Além disso, não raro, a mesma mulher apresenta formas variadas da doença, por exemplo lesões superficiais e profundas.
Formas de tratamento
O tratamento da endometriose é individualizado. Devem-se considerar fatores como idade, planos de gravidez, intensidade dos sintomas e extensão da doença. As abordagens terapêuticas incluem:
- tratamento clínico — a terapia medicamentosa pode ajudar a controlar os sintomas e evitar a progressão das lesões. Entre as opções, estão anticoncepcionais hormonais combinados, progestagênios isolados, analgésicos e anti-inflamatórios;
- tratamento cirúrgico — a videolaparoscopia pode ser indicada em casos de dor que não melhora com o manejo clínico, distorção grave dos órgãos e presença de adenomiose (doença semelhante, mas que afeta a parede do útero). O objetivo da cirurgia é remover o tecido implantado, liberar aderências e restaurar a anatomia pélvica;
- reprodução assistida — técnicas avançadas, como a fertilização in vitro (FIV), são eficazes para contornar os fatores de infertilidade, especialmente quando há comprometimento da reserva ovariana e obstrução tubária, e aumentar as chances de gravidez de casais que estejam em dificuldades de engravidar devido à doença.
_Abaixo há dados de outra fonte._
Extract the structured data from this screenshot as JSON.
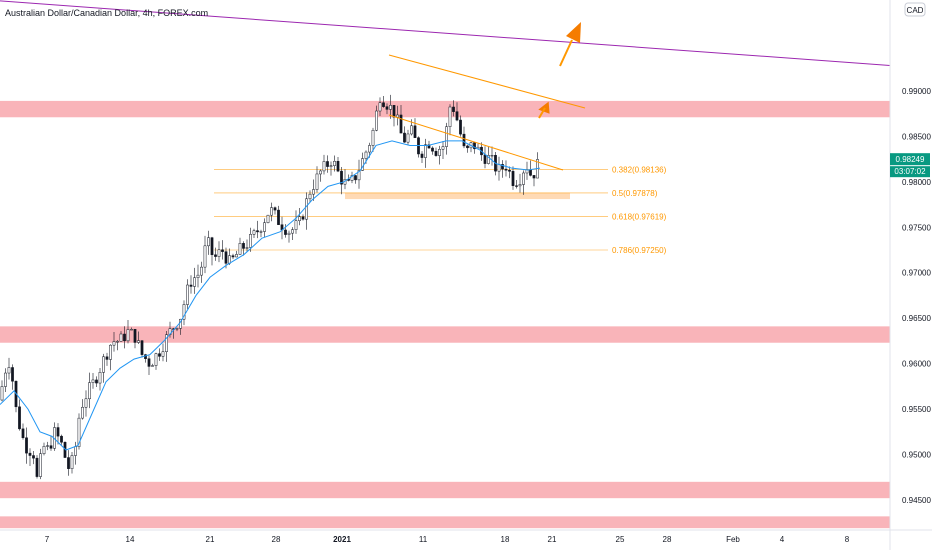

Muitas vezes, as estratégias são combinadas para melhores resultados. Pode-se associar, por exemplo:
- cirurgia e FIV;
- bloqueio hormonal após a cirurgia, que pode ajudar a prevenir o reaparecimento das lesões;
- bloqueio hormonal antes da FIV;
- congelamento de óvulos e embriões antes de intervenções cirúrgicas.
A FIV pode ser associada à cirurgia em casos de endometriose profunda e ovariana. Hoje, no entanto, o tratamento cirúrgico só é indicado em casos específicos. Opta-se, de forma geral, pelo controle com o tratamento clínico e o acompanhamento da doença.
No contexto do tratamento da endometriose associado à reprodução assistida, o congelamento dos óvulos ou embriões é uma importante estratégia para a preservação da fertilidade se houver indicação cirúrgica para retirada de endometrioma.
A endometriose é crônica, portanto não tem cura, mas seu controle é possível com o acompanhamento adequado. Uma abordagem individualizada pode oferecer à mulher mais qualidade de vida e a possibilidade de realizar o sonho da maternidade.